Gioele smiled, which was enough for me.
"It was Winnie The Pooh. I've read it a million times, I still have it on the shelf above my desk."
Gioele smiled even more.
"It's the very first Winnie The Pooh story. The bear wants to steal honey from a beehive, but he's afraid of getting stung, so he asks Christopher Robin to walk back and forth with the umbrella open, saying loudly: 'Tut-tut! It looks like rain!' to make the bees believe there's rain and make them fly away."
His still watery eyes lit up with delight.
"That's how you are! Just like Winnie The Pooh!"
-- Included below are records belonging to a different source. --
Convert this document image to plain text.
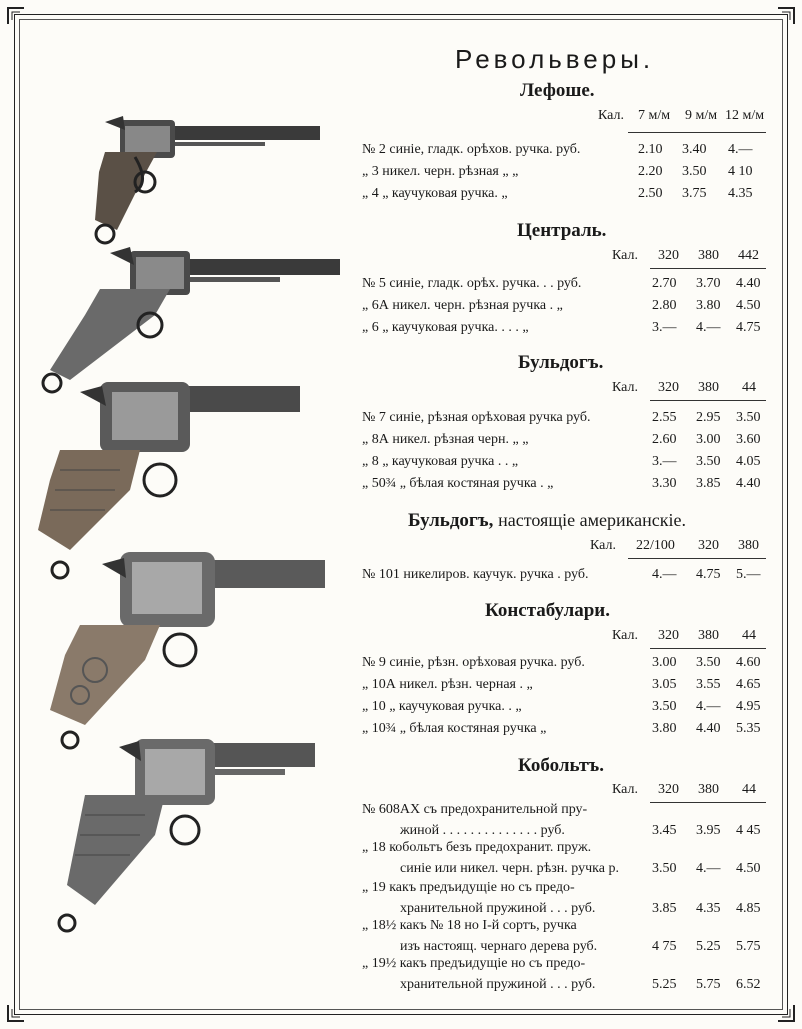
Револьверы.
Лефоше.
Кал. 7 м/м 9 м/м 12 м/м
№ 2 синіе, гладк. орѣхов. ручка. руб.	2.10 3.40 4.—
„ 3 никел. черн. рѣзная „ „	2.20 3.50 4 10
„ 4 „ каучуковая ручка. „	2.50 3.75 4.35
Централь.
Кал. 320 380 442
№ 5 синіе, гладк. орѣх. ручка. . . руб.	2.70 3.70 4.40
„ 6А никел. черн. рѣзная ручка . „	2.80 3.80 4.50
„ 6 „ каучуковая ручка. . . . „	3.— 4.— 4.75
Бульдогъ.
Кал. 320 380 44
№ 7 синіе, рѣзная орѣховая ручка руб.	2.55 2.95 3.50
„ 8А никел. рѣзная черн. „ „	2.60 3.00 3.60
„ 8 „ каучуковая ручка . . „	3.— 3.50 4.05
„ 50¾ „ бѣлая костяная ручка . „	3.30 3.85 4.40
Бульдогъ, настоящіе американскіе.
Кал. 22/100 320 380
№ 101 никелиров. каучук. ручка . руб.	4.— 4.75 5.—
Констабулари.
Кал. 320 380 44
№ 9 синіе, рѣзн. орѣховая ручка. руб.	3.00 3.50 4.60
„ 10А никел. рѣзн. черная . „	3.05 3.55 4.65
„ 10 „ каучуковая ручка. . „	3.50 4.— 4.95
„ 10¾ „ бѣлая костяная ручка „	3.80 4.40 5.35
Кобольтъ.
Кал. 320 380 44
№ 608AX съ предохранительной пру-
жиной . . . . . . . . . . . . . . руб.	3.45 3.95 4 45
„ 18 кобольтъ безъ предохранит. пруж.
синіе или никел. черн. рѣзн. ручка р. 3.50 4.— 4.50
„ 19 какъ предъидущіе но съ предо-
хранительной пружиной . . . руб.	3.85 4.35 4.85
„ 18½ какъ № 18 но I-й сортъ, ручка
изъ настоящ. чернаго дерева руб.	4 75 5.25 5.75
„ 19½ какъ предъидущіе но съ предо-
хранительной пружиной . . . руб.	5.25 5.75 6.52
I burst out laughing in surprise and confusion. I didn't even know what he meant! "Am I being promoted from one of the Seven Dwarfs to Winnie The Pooh?"
Gio lost his smile and became cautious. "Did I offend you... with that? I'm sorry. I didn't mean it maliciously. I really like your big ears."
I chuckled again. His attempts at repair were only digging the hole deeper. "Okay, they're not that big, they just stick out a little."
Gioele smiled again, shifting his gaze from one ear to the other. He rested the umbrella handle on his shoulder, holding it in a precarious balance. Then he raised his hands to my face and cupped my cheeks.
He's not about to kiss you. Calm down.
Gioele's hands slid a little further forward, touching the shells of my ears.
"You're handsome."
That caught me so off guard that I immediately lost the ability to string words together sensibly. "Uh, y-yeah? You too... I mean..."
The door of the bar opened. Manuel seemed ready to say something to us, but when he saw us, he just blinked. "Oh, sorry." And went back inside.
Gioele lowered his hands and took the umbrella handle again.
"Uh..." Should I tell him what Manuel might have thought? Maybe rumors would start circulating about us now. They probably had been since we showed up on the first day, with Gioele holding my pinky.
"I don't think I'll go in, Nico. The smell of that place makes me want to vomit. But you go ahead if you want. I'll see you later, in the room."
He didn't wait for me to respond. He turned his back to me and walked away.
He stuck his arm out from under the umbrella's cover, letting the drops fall onto his palm.